Melaku Mequannent Sharew, Baykemagn Nebebe Demis, Yohannes Lamrot, Zegeye Adem Tsegaw
Department of Health Informatics, Institute of Public Health, University of Gondar, Gondar, Ethiopia.
Department of Environmental and Occupational Health and Safety, Institute of Public Health, College of Medicine and Health Science, University of Gondar, Gondar, Ethiopia.
Sci Rep. 2025 Jul 9;15(1):24646. doi: 10.1038/s41598-025-09380-6.

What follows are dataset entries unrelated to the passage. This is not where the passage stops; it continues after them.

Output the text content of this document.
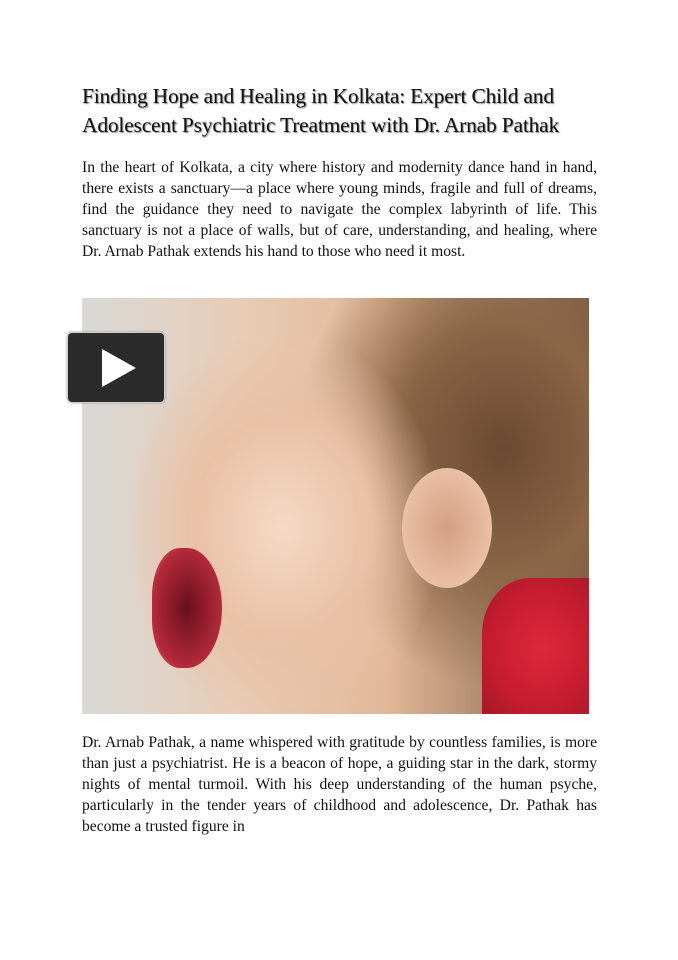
Finding Hope and Healing in Kolkata: Expert Child and
Adolescent Psychiatric Treatment with Dr. Arnab Pathak
In the heart of Kolkata, a city where history and modernity dance hand in hand, there exists a sanctuary—a place where young minds, fragile and full of dreams, find the guidance they need to navigate the complex labyrinth of life. This sanctuary is not a place of walls, but of care, understanding, and healing, where Dr. Arnab Pathak extends his hand to those who need it most.
Dr. Arnab Pathak, a name whispered with gratitude by countless families, is more than just a psychiatrist. He is a beacon of hope, a guiding star in the dark, stormy nights of mental turmoil. With his deep understanding of the human psyche, particularly in the tender years of childhood and adolescence, Dr. Pathak has become a trusted figure in
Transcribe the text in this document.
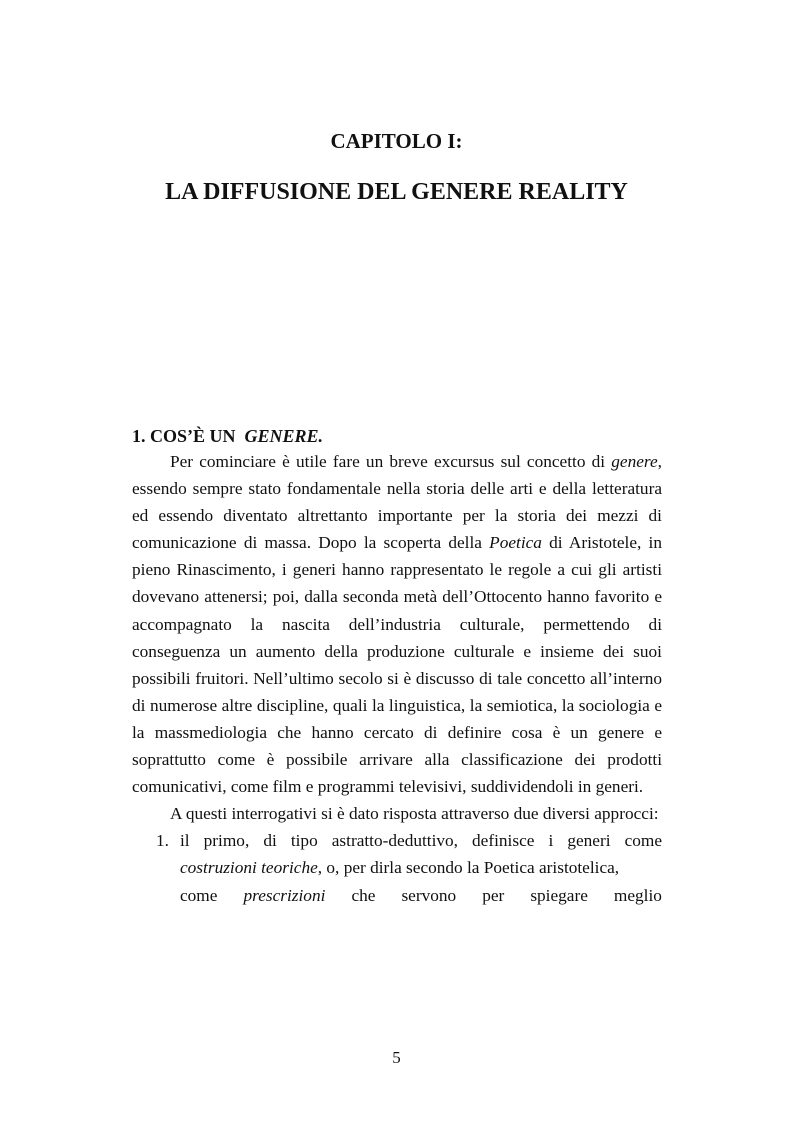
CAPITOLO I:
LA DIFFUSIONE DEL GENERE REALITY
1. COS’È UN GENERE.

Per cominciare è utile fare un breve excursus sul concetto di genere, essendo sempre stato fondamentale nella storia delle arti e della letteratura ed essendo diventato altrettanto importante per la storia dei mezzi di comunicazione di massa. Dopo la scoperta della Poetica di Aristotele, in pieno Rinascimento, i generi hanno rappresentato le regole a cui gli artisti dovevano attenersi; poi, dalla seconda metà dell’Ottocento hanno favorito e accompagnato la nascita dell’industria culturale, permettendo di conseguenza un aumento della produzione culturale e insieme dei suoi possibili fruitori. Nell’ultimo secolo si è discusso di tale concetto all’interno di numerose altre discipline, quali la linguistica, la semiotica, la sociologia e la massmediologia che hanno cercato di definire cosa è un genere e soprattutto come è possibile arrivare alla classificazione dei prodotti comunicativi, come film e programmi televisivi, suddividendoli in generi.

A questi interrogativi si è dato risposta attraverso due diversi approcci:

1. il primo, di tipo astratto-deduttivo, definisce i generi come costruzioni teoriche, o, per dirla secondo la Poetica aristotelica,
come prescrizioni che servono per spiegare meglio

5
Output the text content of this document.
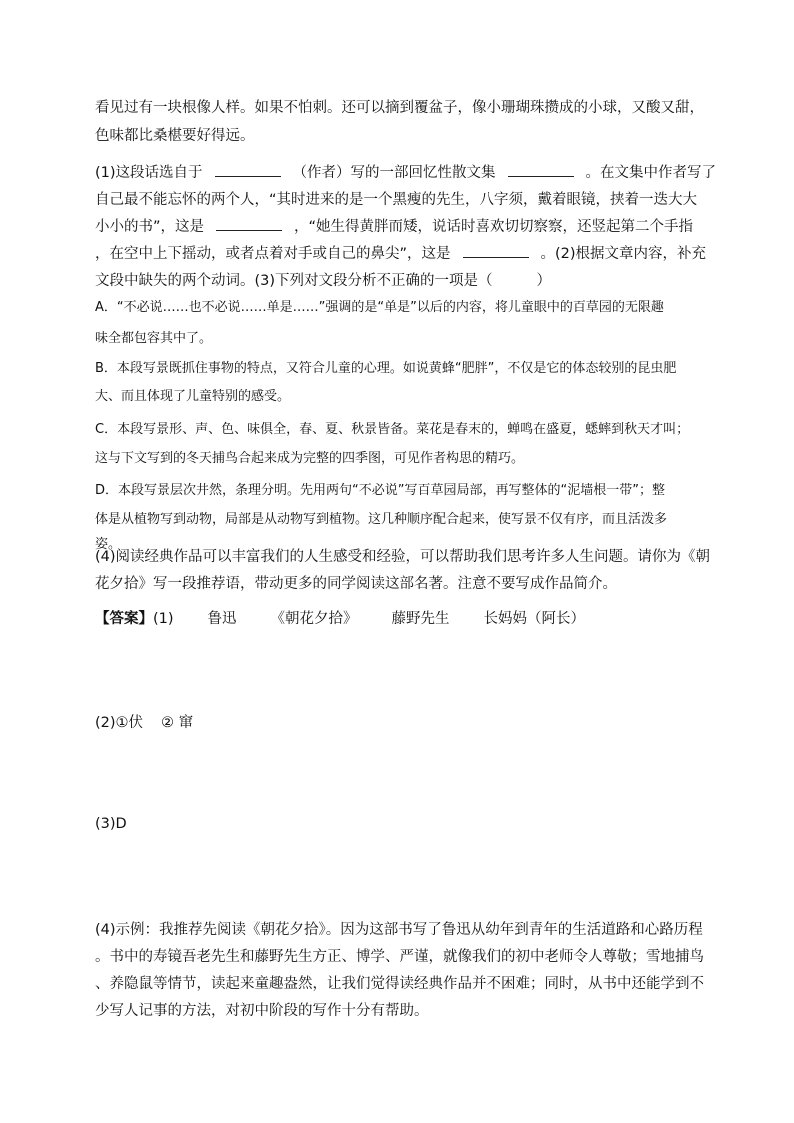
看见过有一块根像人样。如果不怕刺。还可以摘到覆盆子，像小珊瑚珠攒成的小球，又酸又甜，
色味都比桑椹要好得远。
(1)这段话选自于	（作者）写的一部回忆性散文集	。在文集中作者写了
自己最不能忘怀的两个人，“其时进来的是一个黑瘦的先生，八字须，戴着眼镜，挟着一迭大大
小小的书”，这是	，“她生得黄胖而矮，说话时喜欢切切察察，还竖起第二个手指
，在空中上下摇动，或者点着对手或自己的鼻尖”，这是	。(2)根据文章内容，补充
文段中缺失的两个动词。(3)下列对文段分析不正确的一项是（	）
A．“不必说……也不必说……单是……”强调的是“单是”以后的内容，将儿童眼中的百草园的无限趣
味全都包容其中了。
B．本段写景既抓住事物的特点，又符合儿童的心理。如说黄蜂“肥胖”，不仅是它的体态较别的昆虫肥
大、而且体现了儿童特别的感受。
C．本段写景形、声、色、味俱全，春、夏、秋景皆备。菜花是春末的，蝉鸣在盛夏，蟋蟀到秋天才叫；
这与下文写到的冬天捕鸟合起来成为完整的四季图，可见作者构思的精巧。
D．本段写景层次井然，条理分明。先用两句“不必说”写百草园局部，再写整体的“泥墙根一带”；整
体是从植物写到动物，局部是从动物写到植物。这几种顺序配合起来，使写景不仅有序，而且活泼多
姿。
(4)阅读经典作品可以丰富我们的人生感受和经验，可以帮助我们思考许多人生问题。请你为《朝
花夕拾》写一段推荐语，带动更多的同学阅读这部名著。注意不要写成作品简介。
【答案】(1) 鲁迅 《朝花夕拾》 藤野先生 长妈妈（阿长）
(2)①伏 ② 窜
(3)D
(4)示例：我推荐先阅读《朝花夕拾》。因为这部书写了鲁迅从幼年到青年的生活道路和心路历程
。书中的寿镜吾老先生和藤野先生方正、博学、严谨，就像我们的初中老师令人尊敬；雪地捕鸟
、养隐鼠等情节，读起来童趣盎然，让我们觉得读经典作品并不困难；同时，从书中还能学到不
少写人记事的方法，对初中阶段的写作十分有帮助。
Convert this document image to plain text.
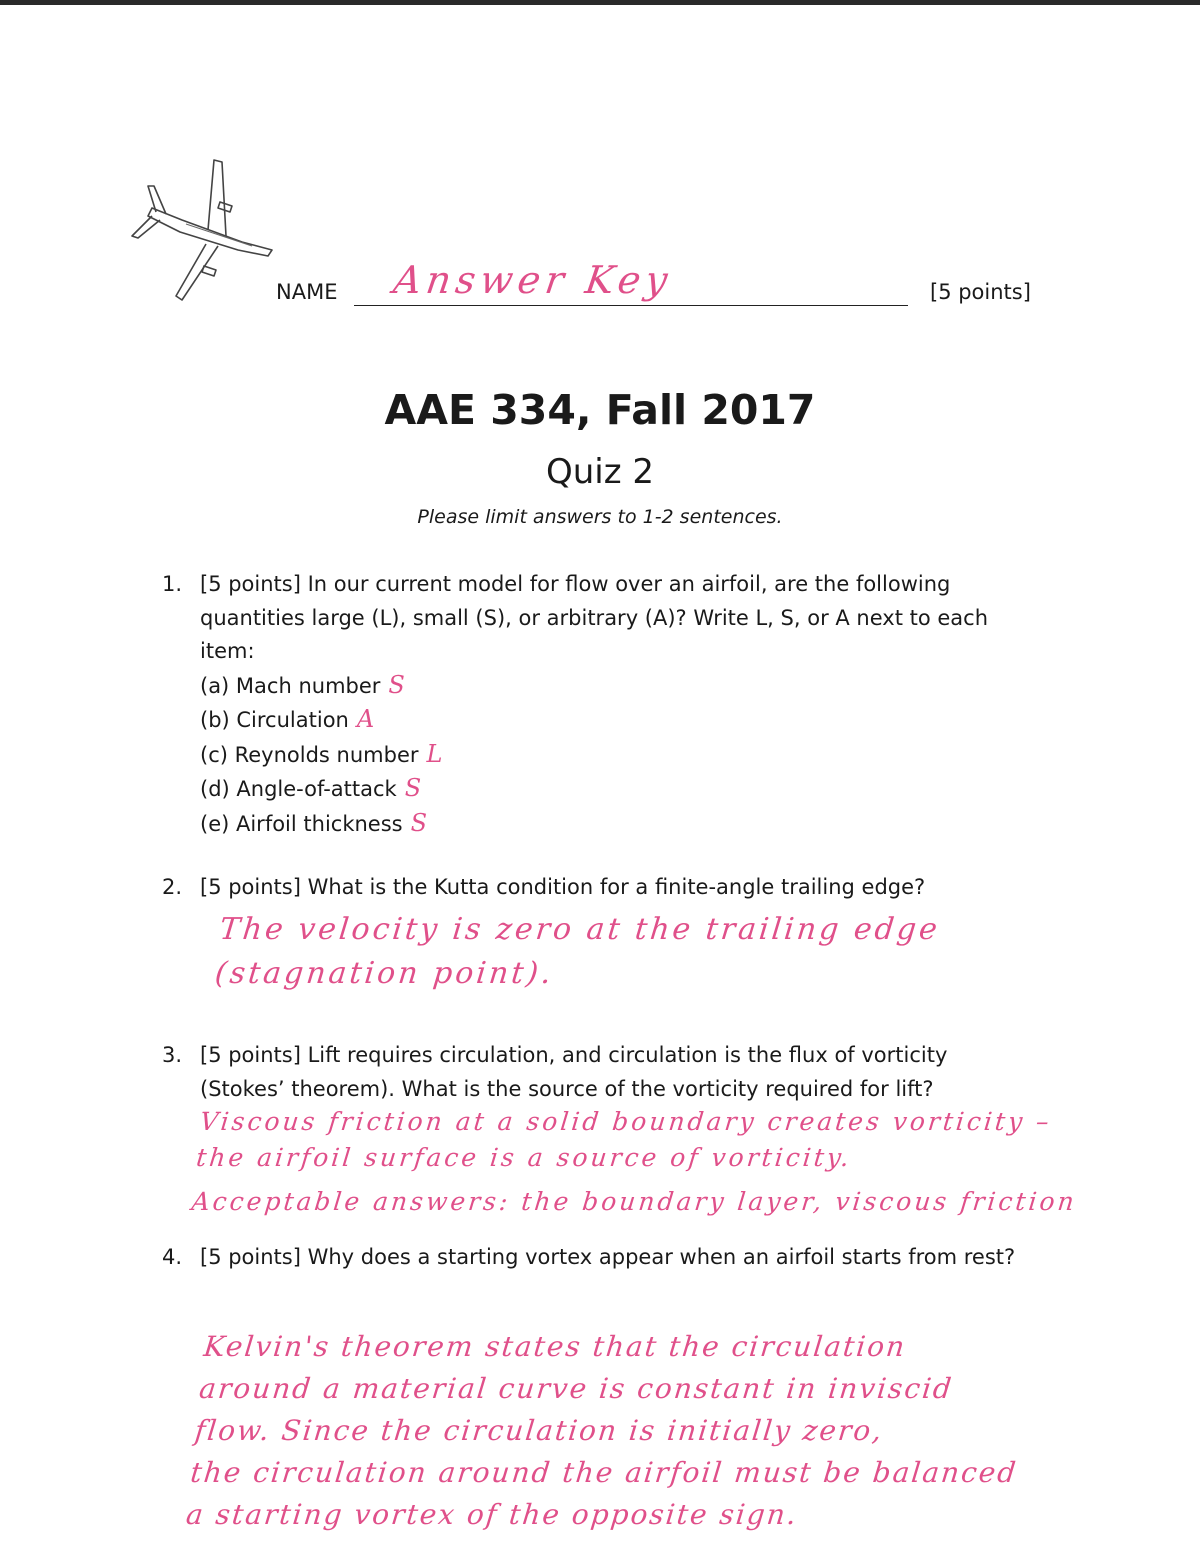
NAME Answer Key	[5 points]
AAE 334, Fall 2017
Quiz 2
Please limit answers to 1-2 sentences.
1. [5 points] In our current model for flow over an airfoil, are the following quantities large (L), small (S), or arbitrary (A)? Write L, S, or A next to each item:
(a) Mach number S
(b) Circulation A
(c) Reynolds number L
(d) Angle-of-attack S
(e) Airfoil thickness S
2. [5 points] What is the Kutta condition for a finite-angle trailing edge?
The velocity is zero at the trailing edge
(stagnation point).
3. [5 points] Lift requires circulation, and circulation is the flux of vorticity (Stokes’ theorem). What is the source of the vorticity required for lift?
Viscous friction at a solid boundary creates vorticity –
the airfoil surface is a source of vorticity.
Acceptable answers: the boundary layer, viscous friction
4. [5 points] Why does a starting vortex appear when an airfoil starts from rest?
Kelvin's theorem states that the circulation
around a material curve is constant in inviscid
flow. Since the circulation is initially zero,
the circulation around the airfoil must be balanced
a starting vortex of the opposite sign.
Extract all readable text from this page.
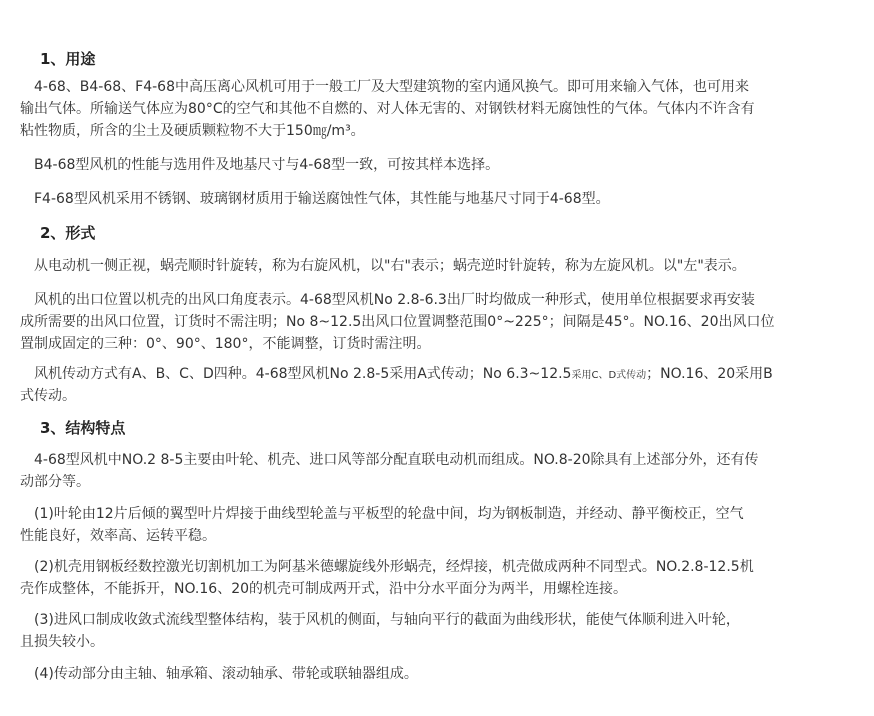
1、用途
　4-68、B4-68、F4-68中高压离心风机可用于一般工厂及大型建筑物的室内通风换气。即可用来输入气体，也可用来
输出气体。所输送气体应为80°C的空气和其他不自燃的、对人体无害的、对钢铁材料无腐蚀性的气体。气体内不许含有
粘性物质，所含的尘土及硬质颗粒物不大于150㎎/m³。
　B4-68型风机的性能与选用件及地基尺寸与4-68型一致，可按其样本选择。
　F4-68型风机采用不锈钢、玻璃钢材质用于输送腐蚀性气体，其性能与地基尺寸同于4-68型。
2、形式
　从电动机一侧正视，蜗壳顺时针旋转，称为右旋风机，以"右"表示；蜗壳逆时针旋转，称为左旋风机。以"左"表示。
　风机的出口位置以机壳的出风口角度表示。4-68型风机No 2.8-6.3出厂时均做成一种形式，使用单位根据要求再安装
成所需要的出风口位置，订货时不需注明；No 8~12.5出风口位置调整范围0°~225°；间隔是45°。NO.16、20出风口位
置制成固定的三种：0°、90°、180°，不能调整，订货时需注明。
　风机传动方式有A、B、C、D四种。4-68型风机No 2.8-5采用A式传动；No 6.3~12.5采用C、D式传动；NO.16、20采用B
式传动。
3、结构特点
　4-68型风机中NO.2 8-5主要由叶轮、机壳、进口风等部分配直联电动机而组成。NO.8-20除具有上述部分外，还有传
动部分等。
　(1)叶轮由12片后倾的翼型叶片焊接于曲线型轮盖与平板型的轮盘中间，均为钢板制造，并经动、静平衡校正，空气
性能良好，效率高、运转平稳。
　(2)机壳用钢板经数控激光切割机加工为阿基米德螺旋线外形蜗壳，经焊接，机壳做成两种不同型式。NO.2.8-12.5机
壳作成整体，不能拆开，NO.16、20的机壳可制成两开式，沿中分水平面分为两半，用螺栓连接。
　(3)进风口制成收敛式流线型整体结构，装于风机的侧面，与轴向平行的截面为曲线形状，能使气体顺利进入叶轮，
且损失较小。
　(4)传动部分由主轴、轴承箱、滚动轴承、带轮或联轴器组成。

Tobacco smoking is a significant public health issue in sub-Saharan Africa, with its prevalence shaped by various demographic factors. This study aimed to model predictors of tobacco use among men in Sub Sahara Africa between 2018 and 2023 using machine learning algorithms. Data from Demographic and Health Surveys covering 147,466 men were analyzed. STATA version 17 was used for data cleaning and descriptive statistics, while Python 3.9 was employed for machine learning predictions. The study utilized several machine learning models, including Decision Tree, Logistic Regression, Random Forest, KNN, eXtreme Gradient Boosting (XGBoost), and AdaBoost, to identify the key predictors of tobacco use among men. Hyperparameter optimization was performed using Randomized Search with tenfold cross-validation, enhancing model performance. The Additive Explanations (SHAP) method was used to assess predictor significance. Model performance was evaluated based on accuracy, precision, recall, F1 score, and area under the curve (AUC). The study found a pooled tobacco use prevalence of 14.73%, with no significant variation between countries. High tobacco use was observed in Mozambique, Zambia, Benin, Mali, Mauritania, Senegal, Guinea, Sierra Leone, and Liberia, with Tanzania, Benin, and Senegal reporting the highest rates. The XGBoost algorithm attained an accuracy of 98% and an AUC score of 97%. SHAP analysis revealed that age, education, wealth index, religion, residence, internet use, occupation, age at first sex, number of sexual partners, and marital status were key predictors. These findings underscore the need for targeted public health interventions and highlight the value of machine learning in identifying at-risk populations and addressing socio-cultural and economic factors influencing tobacco use.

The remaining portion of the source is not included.